The reward is sparse and binary:

$$\mathcal{R}_{\mathcal{E}}(S, a, S') = \begin{cases} 1 & \text{if } m_{new} \in \mathcal{E} \\ 0 & \text{otherwise} \end{cases}$$

where $\mathcal{E}$ is a curated benchmark of 180 number-theory entities (from reflexivity of equality up to Goldbach’s conjecture) and 67 entities over $\mathbb{F}_{27}$.

The key design insight is that FERMAT strictly subsumes HR [5]: every HR step is a specific FERMAT action, and HR’s hand-coded heuristic selector is simply one policy. Any RL or search algorithm can be plugged in instead.

EvoAbstract: Learning the Interestingness Measure

The MDP above has an immediate problem: $\mathcal{R}_{\mathcal{E}}$ is so sparse that an RL agent cannot learn from it alone. The fix is an intrinsic reward that fires on every step:

$$\mathcal{R}_{\mathcal{I}}(S, a, S') = \mathcal{I}(m_{new}, S')$$

where $\mathcal{I}: \mathcal{M} \times \mathcal{S} \to \mathbb{R}$ scores the newly generated entity $m_{new}$ in the context of the current theory $S$. The agent follows policy $\pi_{\mathcal{I}}$, which greedily selects the highest-scoring action at each step.

Rather than hand-designing $\mathcal{I}$, the paper frames finding it as optimization. The goal is:

$$\mathcal{I}^* = \arg\max_{\mathcal{I}} \; \mathbb{E}_{\tau \sim \pi_{\mathcal{I}}} \!\left[ \sum_t \gamma^t \, \mathcal{R}_{\mathcal{E}}(S_t, a_t) \right]$$

A measure that maximizes long-term extrinsic reward is, by definition, the most useful guide.

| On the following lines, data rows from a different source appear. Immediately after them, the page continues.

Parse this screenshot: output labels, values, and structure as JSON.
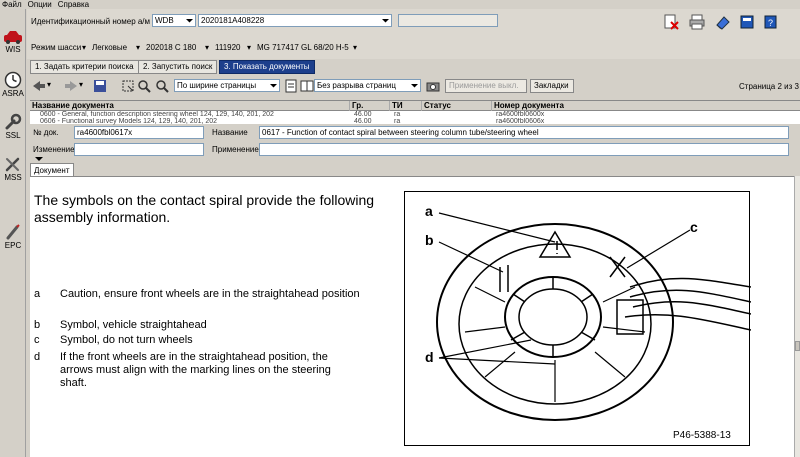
{
  "menu": {
    "items": [
      "Файл",
      "Опции",
      "Справка"
    ]
  },
  "sidebar": {
    "items": [
      {
        "label": "WIS"
      },
      {
        "label": "ASRA"
      },
      {
        "label": "SSL"
      },
      {
        "label": "MSS"
      },
      {
        "label": "EPC"
      }
    ]
  },
  "header": {
    "vin_label": "Идентификационный номер а/м",
    "vin_prefix": "WDB",
    "vin_value": "2020181A408228",
    "chassis_label": "Режим шасси",
    "chassis_value": "Легковые",
    "model_value": "202018 C 180",
    "engine_value": "111920",
    "transmission_value": "MG 717417 GL 68/20 H-5"
  },
  "steps": [
    {
      "label": "1. Задать критерии поиска"
    },
    {
      "label": "2. Запустить поиск"
    },
    {
      "label": "3. Показать документы"
    }
  ],
  "toolbar": {
    "zoom_select": "По ширине страницы",
    "pagebreak_select": "Без разрыва страниц",
    "apply_button": "Применение выкл.",
    "bookmarks_button": "Закладки",
    "page_status": "Страница 2 из 3"
  },
  "grid": {
    "columns": [
      "Название документа",
      "Гр.",
      "ТИ",
      "Статус",
      "Номер документа"
    ],
    "rows": [
      {
        "title": "0600 - General, function description steering wheel 124, 129, 140, 201, 202",
        "group": "46.00",
        "ti": "ra",
        "status": "",
        "number": "ra4600fbl0600x"
      },
      {
        "title": "0606 - Functional survey Models 124, 129, 140, 201, 202",
        "group": "46.00",
        "ti": "ra",
        "status": "",
        "number": "ra4600fbl0606x"
      }
    ]
  },
  "details": {
    "docno_label": "№ док.",
    "docno_value": "ra4600fbl0617x",
    "title_label": "Название",
    "title_value": "0617 - Function of contact spiral between steering column tube/steering wheel",
    "change_label": "Изменение",
    "change_value": "",
    "apply_label": "Применение",
    "apply_value": ""
  },
  "document": {
    "tab_label": "Документ",
    "intro": "The symbols on the contact spiral provide the following assembly information.",
    "legend": [
      {
        "key": "a",
        "text": "Caution, ensure front wheels are in the straightahead position"
      },
      {
        "key": "b",
        "text": "Symbol, vehicle straightahead"
      },
      {
        "key": "c",
        "text": "Symbol, do not turn wheels"
      },
      {
        "key": "d",
        "text": "If the front wheels are in the straightahead position, the arrows must align with the marking lines on the steering shaft."
      }
    ],
    "figure": {
      "labels": [
        "a",
        "b",
        "c",
        "d"
      ],
      "caption": "P46-5388-13"
    }
  },
  "colors": {
    "active_tab": "#1d3f8c",
    "sidebar_bg": "#d4d0c8",
    "doc_bg": "#ffffff"
  }
}
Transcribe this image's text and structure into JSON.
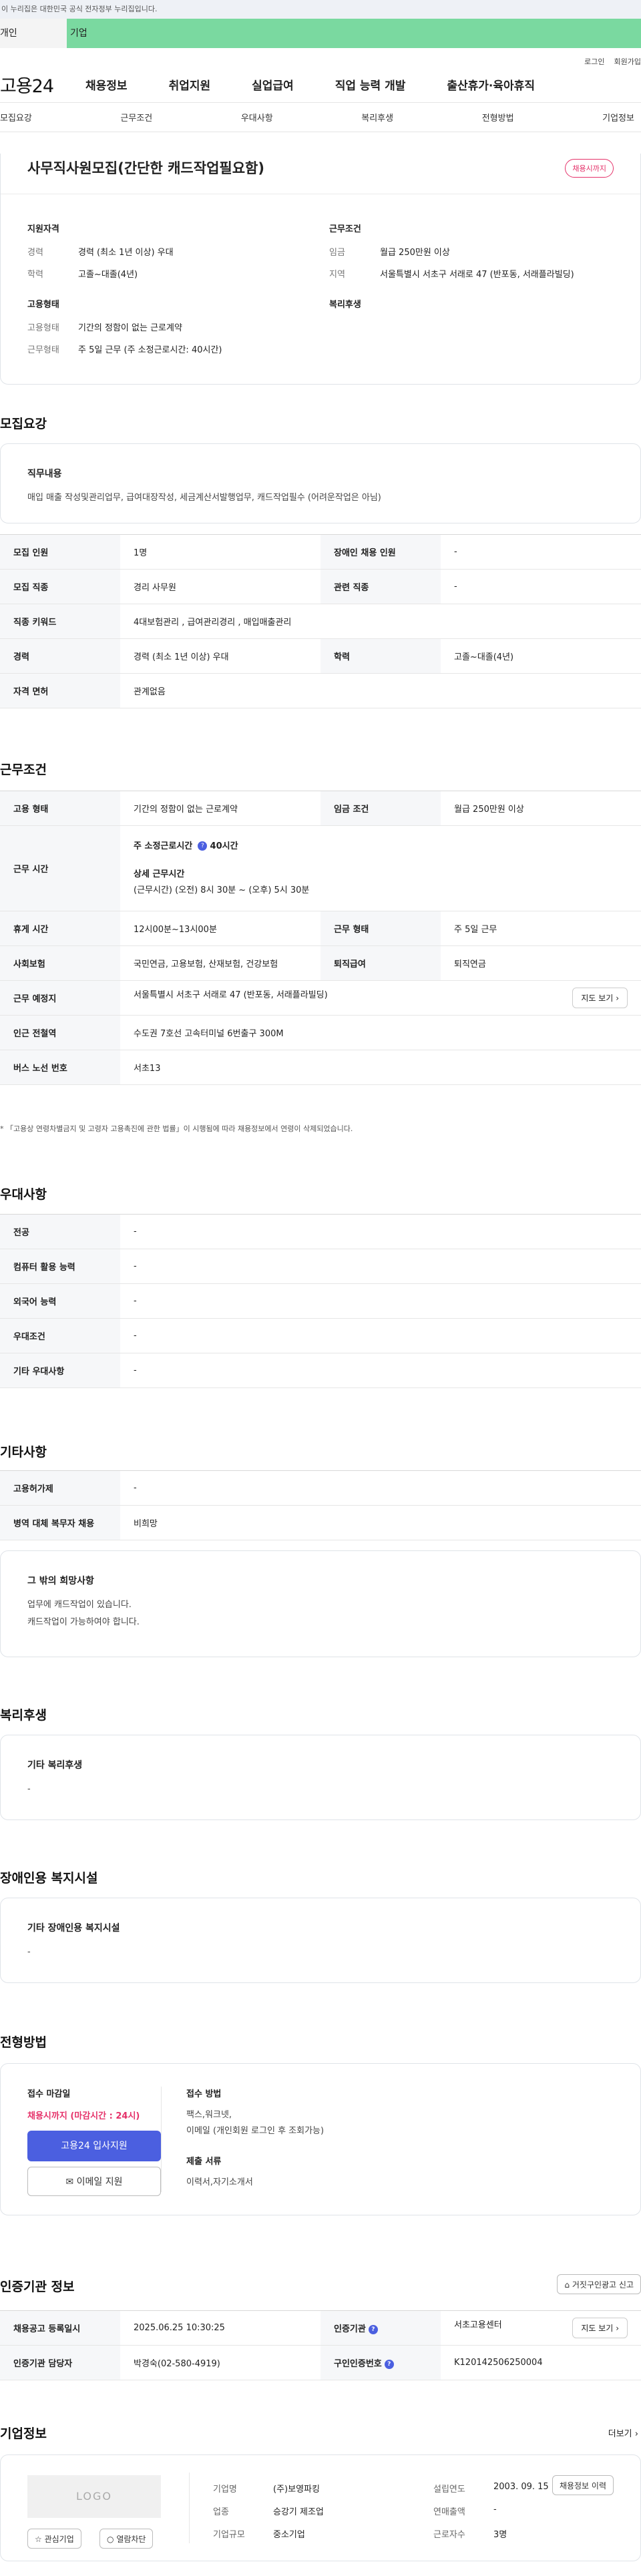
{
  "gov_banner": "이 누리집은 대한민국 공식 전자정부 누리집입니다.",
  "user_tabs": [
    "개인",
    "기업"
  ],
  "top_links": [
    "로그인",
    "회원가입"
  ],
  "logo": "고용24",
  "gnb": [
    "채용정보",
    "취업지원",
    "실업급여",
    "직업 능력 개발",
    "출산휴가·육아휴직"
  ],
  "subnav": [
    "모집요강",
    "근무조건",
    "우대사항",
    "복리후생",
    "전형방법",
    "기업정보"
  ],
  "job": {
    "title": "사무직사원모집(간단한 캐드작업필요함)",
    "badge": "채용시까지",
    "summary": {
      "qual_h": "지원자격",
      "qual": [
        [
          "경력",
          "경력 (최소 1년 이상) 우대"
        ],
        [
          "학력",
          "고졸~대졸(4년)"
        ]
      ],
      "work_h": "근무조건",
      "work": [
        [
          "임금",
          "월급 250만원 이상"
        ],
        [
          "지역",
          "서울특별시 서초구 서래로 47 (반포동, 서래플라빌딩)"
        ]
      ],
      "emp_h": "고용형태",
      "emp": [
        [
          "고용형태",
          "기간의 정함이 없는 근로계약"
        ],
        [
          "근무형태",
          "주 5일 근무 (주 소정근로시간: 40시간)"
        ]
      ],
      "welfare_h": "복리후생"
    }
  },
  "recruit": {
    "title": "모집요강",
    "duty_h": "직무내용",
    "duty": "매입 매출 작성및관리업무, 급여대장작성, 세금계산서발행업무, 캐드작업필수 (어려운작업은 아님)",
    "rows": [
      [
        "모집 인원",
        "1명",
        "장애인 채용 인원",
        "-"
      ],
      [
        "모집 직종",
        "경리 사무원",
        "관련 직종",
        "-"
      ],
      [
        "직종 키워드",
        "4대보험관리 , 급여관리경리 , 매입매출관리",
        "",
        ""
      ],
      [
        "경력",
        "경력 (최소 1년 이상) 우대",
        "학력",
        "고졸~대졸(4년)"
      ],
      [
        "자격 면허",
        "관계없음",
        "",
        ""
      ]
    ]
  },
  "conditions": {
    "title": "근무조건",
    "employment_k": "고용 형태",
    "employment_v": "기간의 정함이 없는 근로계약",
    "wage_k": "임금 조건",
    "wage_v": "월급 250만원 이상",
    "hours_k": "근무 시간",
    "weekly_label": "주 소정근로시간",
    "weekly_value": "40시간",
    "detail_label": "상세 근무시간",
    "detail_value": "(근무시간) (오전) 8시 30분 ~ (오후) 5시 30분",
    "break_k": "휴게 시간",
    "break_v": "12시00분~13시00분",
    "worktype_k": "근무 형태",
    "worktype_v": "주 5일 근무",
    "insurance_k": "사회보험",
    "insurance_v": "국민연금, 고용보험, 산재보험, 건강보험",
    "retire_k": "퇴직급여",
    "retire_v": "퇴직연금",
    "place_k": "근무 예정지",
    "place_v": "서울특별시 서초구 서래로 47 (반포동, 서래플라빌딩)",
    "map_btn": "지도 보기",
    "subway_k": "인근 전철역",
    "subway_v": "수도권 7호선 고속터미널 6번출구 300M",
    "bus_k": "버스 노선 번호",
    "bus_v": "서초13",
    "note": "* 「고용상 연령차별금지 및 고령자 고용촉진에 관한 법률」이 시행됨에 따라 채용정보에서 연령이 삭제되었습니다."
  },
  "preference": {
    "title": "우대사항",
    "rows": [
      [
        "전공",
        "-"
      ],
      [
        "컴퓨터 활용 능력",
        "-"
      ],
      [
        "외국어 능력",
        "-"
      ],
      [
        "우대조건",
        "-"
      ],
      [
        "기타 우대사항",
        "-"
      ]
    ]
  },
  "other": {
    "title": "기타사항",
    "rows": [
      [
        "고용허가제",
        "-"
      ],
      [
        "병역 대체 복무자 채용",
        "비희망"
      ]
    ],
    "hope_h": "그 밖의 희망사항",
    "hope_lines": [
      "업무에 캐드작업이 있습니다.",
      "캐드작업이 가능하여야 합니다."
    ]
  },
  "welfare": {
    "title": "복리후생",
    "h": "기타 복리후생",
    "v": "-"
  },
  "disabled": {
    "title": "장애인용 복지시설",
    "h": "기타 장애인용 복지시설",
    "v": "-"
  },
  "process": {
    "title": "전형방법",
    "deadline_h": "접수 마감일",
    "deadline_v": "채용시까지 (마감시간 : 24시)",
    "apply_btn": "고용24 입사지원",
    "email_btn": "이메일 지원",
    "method_h": "접수 방법",
    "method_lines": [
      "팩스,워크넷,",
      "이메일 (개인회원 로그인 후 조회가능)"
    ],
    "docs_h": "제출 서류",
    "docs_v": "이력서,자기소개서"
  },
  "agency": {
    "title": "인증기관 정보",
    "report_btn": "거짓구인광고 신고",
    "date_k": "채용공고 등록일시",
    "date_v": "2025.06.25 10:30:25",
    "agency_k": "인증기관",
    "agency_v": "서초고용센터",
    "map_btn": "지도 보기",
    "manager_k": "인증기관 담당자",
    "manager_v": "박경숙(02-580-4919)",
    "num_k": "구인인증번호",
    "num_v": "K120142506250004"
  },
  "company": {
    "title": "기업정보",
    "more": "더보기",
    "logo": "LOGO",
    "fav_btn": "관심기업",
    "block_btn": "열람차단",
    "history_btn": "채용정보 이력",
    "rows": [
      [
        "기업명",
        "(주)보영파킹",
        "설립연도",
        "2003. 09. 15"
      ],
      [
        "업종",
        "승강기 제조업",
        "연매출액",
        "-"
      ],
      [
        "기업규모",
        "중소기업",
        "근로자수",
        "3명"
      ]
    ]
  }
}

$\mathcal{I}$ is represented as a Python program, not a neural network: interpretable, composable, and discovered subroutines can be reused across generations.

EvoAbstract finds $\mathcal{I}^*$ through a three-step loop over $k = 4$ parallel islands $\mathcal{P}_i$:

1. Evolution ($\mathcal{L}_{var}$, GPT-4o-mini): in each generation, the LLM receives the top-performing programs from island $\mathcal{P}_i$ and generates new candidates.
2. Abstraction ($\mathcal{L}_{abs}$): every 8 iterations, a second LLM analyzes high-scoring programs and extracts reusable subroutines into a per-island library $\text{Lib}_i$. These are then made available to $\mathcal{L}_{var}$ for future generations. Example abstractions discovered: compute_example_balance (a learned applicability-like score) and calculate_uniqueness_score_v2 (a refined novelty measure).
3. Policy evaluation: each candidate runs 16 rollouts inside FERMAT; cumulative extrinsic reward is fitness.

What Did the Agent Actually Discover?

The benchmark $\mathcal{E}$ is itself a knowledge graph: chains of dependencies from primitives all the way up to deep results. The figure below shows the path to primality and related concepts.

Starting from succ_zero_eq (zero, $S$, $=$), the agent independently rediscovered addition, multiplication, divisibility, and the $\tau$ function (count of divisors), without being told any of these concepts exist. From the richer arithmetic_base starting point, powers and primality both emerged on their own.

The learned theories are shown below; purple nodes are ground-truth matches.

In $\mathbb{F}_{27}$, the agent found ff_sum_three_times but stalled before the characteristic-3 conjecture: that result requires a derivation chain longer than the current policy template supports, pointing to a clear direction for future work.

Results

Average ground-truth entities recovered per episode (higher is better).

EvoAbstract and FunSearch both dominate all static baselines by a large margin. The best HR heuristic (comprehensibility) and even the best of 64 GPT-4o programs score below 10 on every domain; evolutionary search is decisive.

On arithmetic_base, EvoAbstract edges ahead of FunSearch (23.98 vs 22.41): the abstraction library pays off when the domain is rich enough to reward composable sub-computations. On the other two domains, EvoAbstract optimizes quickly early on but plateaus sooner. Once $\text{Lib}_i$ solidifies, $\mathcal{L}_{var}$ struggles to generate sufficiently diverse programs, a phenomenon the authors call “abstraction lock-in.”

In conclusion, the paper’s interestingness measure discovered by evolutionary search outperforms decades of manually crafted heuristics, signifying that interestingness can be learned.